Friday, March 29, 2013

With Or Without: Mallorcan attitudes towards tourism

As you do, I was spending my Holy Thursday rummaging around in Google looking for worthy material on tourism as colonisation. And blow me, what did I find but just such a piece of material, a masters paper by someone called Lola López-Bravo Palomino. Bear with me, because what Lola discovered was really quite revealing.

The research is ten years old, but I doubt that the findings would be different today. What Lola did was to talk to both tourists and locals and to get their responses to questions about tourism and specifically what tourists expected from their holidays and what they thought about Mallorca and the locals and what the locals expected from tourism and what they thought about tourists. While the responses of the tourists were interesting, those of the locals, I would suggest, were rather more so.

One way that Lola got the locals to respond was by asking them to rate a synonym for tourism. Of other words that tourism could correspond with, the one that was chosen by a significant distance was "money". Tourism equals money. She then asked the locals if they liked tourists coming to Mallorca. The majority (two-thirds) said they didn't like tourists coming to Mallorca. Then they were asked what tourists meant to them. Of the eleven different categories of response, 83% implied that tourists were merely a means to an end (they were clients or a source of income), not necessarily positive (they just came for the sun, the beach and the beer) or were in some way negative, including the ten per cent who thought tourists were "dirty, thieves, scandalous", the four per cent who perceived tourists as being "rats or animals" and the eight per cent who simply thought that tourists were "something bad".

There was a further question which asked whether tourists should be "spoiled" (as in their needs being catered for) for no other reason than because they are a source of income. 75% agreed with this. 80% said that it was locals who had to adapt to tourists, not the other way round.

What is one supposed to make of these findings? It should be pointed out that the research was conducted predominantly in three resorts - Magalluf, Can Pastilla and Arenal - so, and with the best will in the world, there may be greater negativity flying around than in more genteel parts of the island. This would have been, should have been, a caveat to the research that Lola needed to make, though I am loathe to make it myself as it appears as though tourists who go these resorts can only be considered in a negative fashion, which is very unfair.

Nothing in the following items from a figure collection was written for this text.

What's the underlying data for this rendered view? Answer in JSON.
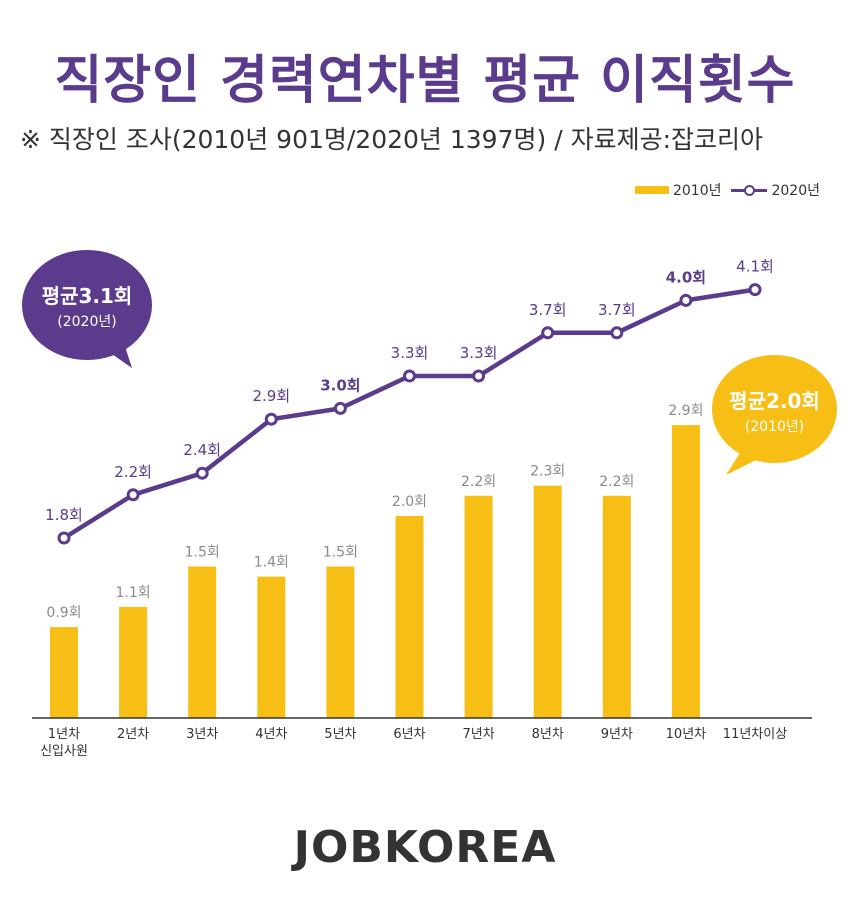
{
  "title": "직장인 경력연차별 평균 이직횟수",
  "subtitle": "※ 직장인 조사(2010년 901명/2020년 1397명) / 자료제공:잡코리아",
  "legend": {
    "series_2010": "2010년",
    "series_2020": "2020년"
  },
  "callouts": {
    "avg_2020": {
      "label": "평균3.1회",
      "sub": "(2020년)"
    },
    "avg_2010": {
      "label": "평균2.0회",
      "sub": "(2010년)"
    }
  },
  "logo": "JOBKOREA",
  "colors": {
    "bar_2010": "#f7be16",
    "line_2020": "#5b3b8c",
    "title": "#5b3b8c",
    "bar_label": "#8a8a8a"
  },
  "chart_data": {
    "type": "bar",
    "categories": [
      "1년차\n신입사원",
      "2년차",
      "3년차",
      "4년차",
      "5년차",
      "6년차",
      "7년차",
      "8년차",
      "9년차",
      "10년차",
      "11년차이상"
    ],
    "series": [
      {
        "name": "2010년",
        "type": "bar",
        "values": [
          0.9,
          1.1,
          1.5,
          1.4,
          1.5,
          2.0,
          2.2,
          2.3,
          2.2,
          2.9,
          null
        ],
        "labels": [
          "0.9회",
          "1.1회",
          "1.5회",
          "1.4회",
          "1.5회",
          "2.0회",
          "2.2회",
          "2.3회",
          "2.2회",
          "2.9회",
          null
        ]
      },
      {
        "name": "2020년",
        "type": "line",
        "values": [
          1.8,
          2.2,
          2.4,
          2.9,
          3.0,
          3.3,
          3.3,
          3.7,
          3.7,
          4.0,
          4.1
        ],
        "labels": [
          "1.8회",
          "2.2회",
          "2.4회",
          "2.9회",
          "3.0회",
          "3.3회",
          "3.3회",
          "3.7회",
          "3.7회",
          "4.0회",
          "4.1회"
        ]
      }
    ],
    "legend_position": "top-right",
    "grid": false
  }
}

But even if these resorts are not totally representative, do they suggest widely held attitudes across the island? Dispensing with the more graphic criticisms of tourists (rats, animals, etc.), the perception that tourists are merely a means of money and income supply might well be a widely held attitude. In fact, I would suggest that this is the prevailing attitude. Tourists are not, therefore, seen as, for example, some sort of source of beneficial inter-cultural exchange or anything as sociologically grandiose as this.

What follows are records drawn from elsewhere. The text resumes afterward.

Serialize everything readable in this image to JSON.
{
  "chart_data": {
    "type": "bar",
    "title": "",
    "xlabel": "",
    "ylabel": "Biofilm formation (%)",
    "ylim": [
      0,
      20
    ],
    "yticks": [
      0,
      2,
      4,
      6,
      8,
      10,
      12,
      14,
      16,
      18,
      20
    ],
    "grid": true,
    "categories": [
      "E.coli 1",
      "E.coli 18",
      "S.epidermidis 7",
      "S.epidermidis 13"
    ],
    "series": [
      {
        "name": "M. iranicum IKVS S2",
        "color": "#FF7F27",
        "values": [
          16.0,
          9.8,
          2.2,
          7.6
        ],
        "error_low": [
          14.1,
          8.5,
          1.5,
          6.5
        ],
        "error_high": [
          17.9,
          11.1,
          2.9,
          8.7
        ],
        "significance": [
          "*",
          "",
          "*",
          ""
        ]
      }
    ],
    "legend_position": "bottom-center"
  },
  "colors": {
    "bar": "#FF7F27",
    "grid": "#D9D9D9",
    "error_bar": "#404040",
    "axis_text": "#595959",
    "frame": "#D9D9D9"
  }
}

In speaking with people (British) who are genuine veterans of Mallorca in that they have been coming to the island or living on it for thirty or more years, it is fair to say that there has been a shift in attitudes among locals. It was one that started to develop in a more pronounced fashion about twenty or so years into the "boom", so from the mid-1980s. It was one, in its more extreme expression, that suggested that tourists weren't needed (and I am not referring to people with experience of the three resorts cited above).

Once that boom had become the norm, perceptions altered. Once upon a time, tourists were looked upon in a far more positive way. Of course, the nature of the tourist changed (or some tourists changed), but the attitude towards them shifted towards one of a mere commercial exchange, a neutral sort of perception, or towards a negative perception.

If anything, were Lola to repeat her research now, the perceptions would be more negative. Lower tourism spend, wider diffusion of all-inclusives, some of the poor publicity that resorts such as Magalluf and Arenal have attracted would surely mean greater negativity. Her research was quite depressing ten years ago. It would be more so now.

The title of her research had to do with "colonisation", the taking over of Mallorca by tourists. And that's what Mallorcans believe has happened. Because of this, it becomes understandable when the accusation is levelled against Mallorca that it is, at best, indifferent to tourism in winter. The island would rather not have it, because it is a time when the island can be reclaimed. But then, overwhelmingly locals looked upon tourism as a source of income ten years ago. This hasn't changed, and there is less income now from summer tourism. Mallorca is an island that can't live without tourism but would rather that it did.